Plant Common Name
Named for the mythological Greek god Achilles, whose soldiers supposedly used these plants for healing, Achillea includes approximately 115 species bearing nicknames such as allheal, bloodwort and yarrow. Comprised mostly of deciduous perennials or sub-shrubs, yarrows are found naturally in temperate regions of the Northern Hemisphere, with most species originating from Europe and Asia.
The fern-like foliage of these plants typically forms a mat or mound, or may be held in ground-hugging basal rosettes. The leaves vary in shape according to species, but are usually oblong to linear, finely divided or lobed, aromatic, and slightly to densely hairy. Root systems may be rhizomatous (composed of underground, lateral stems) or fibrous, while some species form single taproots. Many small flowers are produced in branched, flat clusters on slender stems held above the foliage. The individual blossoms are rounded with tiny but showy petals surrounding very small central disks. They are often white or yellow, but may also appear in shades of lavender, pink, red or orange, depending upon the species. The flowers are pollinated by bees and butterflies, and followed by small, hard, flattened seeds.

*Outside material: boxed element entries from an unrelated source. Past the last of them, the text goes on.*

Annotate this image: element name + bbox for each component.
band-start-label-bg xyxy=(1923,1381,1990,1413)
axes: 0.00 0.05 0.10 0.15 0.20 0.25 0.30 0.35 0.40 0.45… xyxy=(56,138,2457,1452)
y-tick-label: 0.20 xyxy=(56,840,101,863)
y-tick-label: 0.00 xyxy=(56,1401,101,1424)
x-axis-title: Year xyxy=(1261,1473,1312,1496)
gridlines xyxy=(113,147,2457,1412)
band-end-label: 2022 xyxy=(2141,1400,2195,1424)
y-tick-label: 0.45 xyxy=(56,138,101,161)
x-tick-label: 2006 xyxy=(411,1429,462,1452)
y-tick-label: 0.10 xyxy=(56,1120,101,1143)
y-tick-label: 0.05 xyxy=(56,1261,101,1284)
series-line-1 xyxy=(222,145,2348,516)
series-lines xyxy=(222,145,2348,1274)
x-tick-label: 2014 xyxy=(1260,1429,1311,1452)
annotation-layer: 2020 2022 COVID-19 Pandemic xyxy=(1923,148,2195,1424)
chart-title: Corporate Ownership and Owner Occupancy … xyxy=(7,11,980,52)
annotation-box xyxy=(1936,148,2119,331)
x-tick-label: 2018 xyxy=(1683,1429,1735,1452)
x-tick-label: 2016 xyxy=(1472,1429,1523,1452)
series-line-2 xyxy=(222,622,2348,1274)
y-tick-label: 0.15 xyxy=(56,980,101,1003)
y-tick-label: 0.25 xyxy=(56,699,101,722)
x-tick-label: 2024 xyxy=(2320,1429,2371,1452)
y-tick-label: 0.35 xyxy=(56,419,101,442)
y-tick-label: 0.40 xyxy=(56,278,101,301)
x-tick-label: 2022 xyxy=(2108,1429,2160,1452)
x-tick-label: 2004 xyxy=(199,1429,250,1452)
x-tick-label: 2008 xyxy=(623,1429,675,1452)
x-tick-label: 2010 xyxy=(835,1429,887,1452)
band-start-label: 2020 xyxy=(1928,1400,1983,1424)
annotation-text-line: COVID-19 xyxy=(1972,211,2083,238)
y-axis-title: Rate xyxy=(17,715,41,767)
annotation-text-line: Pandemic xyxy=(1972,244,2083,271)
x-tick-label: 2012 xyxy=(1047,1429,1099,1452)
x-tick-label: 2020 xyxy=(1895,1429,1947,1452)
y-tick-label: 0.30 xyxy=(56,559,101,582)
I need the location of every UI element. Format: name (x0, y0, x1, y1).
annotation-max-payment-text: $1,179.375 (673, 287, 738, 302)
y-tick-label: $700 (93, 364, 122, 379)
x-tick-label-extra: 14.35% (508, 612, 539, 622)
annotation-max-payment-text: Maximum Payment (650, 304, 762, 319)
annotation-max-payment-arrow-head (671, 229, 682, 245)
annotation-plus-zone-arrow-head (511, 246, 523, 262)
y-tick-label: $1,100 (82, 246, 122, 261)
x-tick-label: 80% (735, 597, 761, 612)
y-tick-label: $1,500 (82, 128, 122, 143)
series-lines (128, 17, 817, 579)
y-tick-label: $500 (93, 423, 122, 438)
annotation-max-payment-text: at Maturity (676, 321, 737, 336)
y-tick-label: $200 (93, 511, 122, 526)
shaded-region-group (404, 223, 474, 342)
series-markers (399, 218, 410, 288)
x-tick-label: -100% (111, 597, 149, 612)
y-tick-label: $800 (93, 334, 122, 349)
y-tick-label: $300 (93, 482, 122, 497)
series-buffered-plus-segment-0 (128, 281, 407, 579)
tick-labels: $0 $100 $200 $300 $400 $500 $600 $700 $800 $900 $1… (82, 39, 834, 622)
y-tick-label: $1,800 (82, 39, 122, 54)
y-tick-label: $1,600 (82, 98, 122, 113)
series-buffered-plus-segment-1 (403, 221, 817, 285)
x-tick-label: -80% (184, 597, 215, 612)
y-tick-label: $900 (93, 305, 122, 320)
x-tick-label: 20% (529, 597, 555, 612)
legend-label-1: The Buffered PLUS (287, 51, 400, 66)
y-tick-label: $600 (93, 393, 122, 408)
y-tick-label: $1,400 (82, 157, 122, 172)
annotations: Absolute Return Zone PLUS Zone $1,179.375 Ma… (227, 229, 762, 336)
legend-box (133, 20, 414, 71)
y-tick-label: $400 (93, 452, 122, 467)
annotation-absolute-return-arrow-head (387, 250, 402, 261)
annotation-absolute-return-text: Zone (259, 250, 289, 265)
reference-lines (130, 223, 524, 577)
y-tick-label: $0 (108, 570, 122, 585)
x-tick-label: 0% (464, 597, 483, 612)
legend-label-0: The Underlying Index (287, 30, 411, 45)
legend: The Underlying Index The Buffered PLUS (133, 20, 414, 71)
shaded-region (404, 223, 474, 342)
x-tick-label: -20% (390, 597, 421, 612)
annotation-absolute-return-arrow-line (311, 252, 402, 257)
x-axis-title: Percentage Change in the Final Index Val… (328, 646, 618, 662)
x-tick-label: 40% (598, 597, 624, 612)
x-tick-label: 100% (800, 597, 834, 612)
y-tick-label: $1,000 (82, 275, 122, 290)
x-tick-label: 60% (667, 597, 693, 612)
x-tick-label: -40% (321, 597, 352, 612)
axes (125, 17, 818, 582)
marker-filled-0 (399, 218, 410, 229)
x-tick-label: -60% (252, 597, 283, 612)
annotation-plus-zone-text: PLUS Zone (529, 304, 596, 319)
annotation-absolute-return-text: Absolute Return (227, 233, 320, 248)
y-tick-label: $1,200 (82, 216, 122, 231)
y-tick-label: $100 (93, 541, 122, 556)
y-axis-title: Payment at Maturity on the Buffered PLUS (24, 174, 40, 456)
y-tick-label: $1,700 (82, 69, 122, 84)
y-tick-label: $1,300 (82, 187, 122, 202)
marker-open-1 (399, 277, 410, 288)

Several yarrow species and hundreds of cultivars are popular for garden use. Garden-worthy species include fern-leaf yarrow (Achillea filipendulina), native to Europe and Asia. This sun-loving, drought-tolerant perennial sends up tall, leafy stems topped with large, dense, flattened clusters of tiny golden yellow flowers in late spring to early summer. Common yarrow (Achillea millefolium) is a tough, easy to grow perennial, forming vigorous, spreading clumps of green to gray-green foliage topped with showy clusters of white to rosy pink flowers in early summer. Wooly yarrow (Achillea tomentosa) is a small hardy perennial from southern Europe and western Asia. Its distinctive gray-green leaves are lined with many chubby leaflets, giving the plant an almost wooly appearance. Pretty blooms appear in early summer and continue to early fall.
Hardiness and culture of yarrow is species and cultivar dependent, but most grow well in moist, well-drained soils of average fertility. Full sun is usually best, though partial shade may be tolerated. Yarrows may be used as groundcovers or in containers, and are beautiful in beds, borders and cutting gardens. Most play host to the larva of certain butterflies, which may occasionally tatter the leaves. This is, however, a small price to pay for the “flying flowers” which add as much beauty to the garden as real blossoms they visit.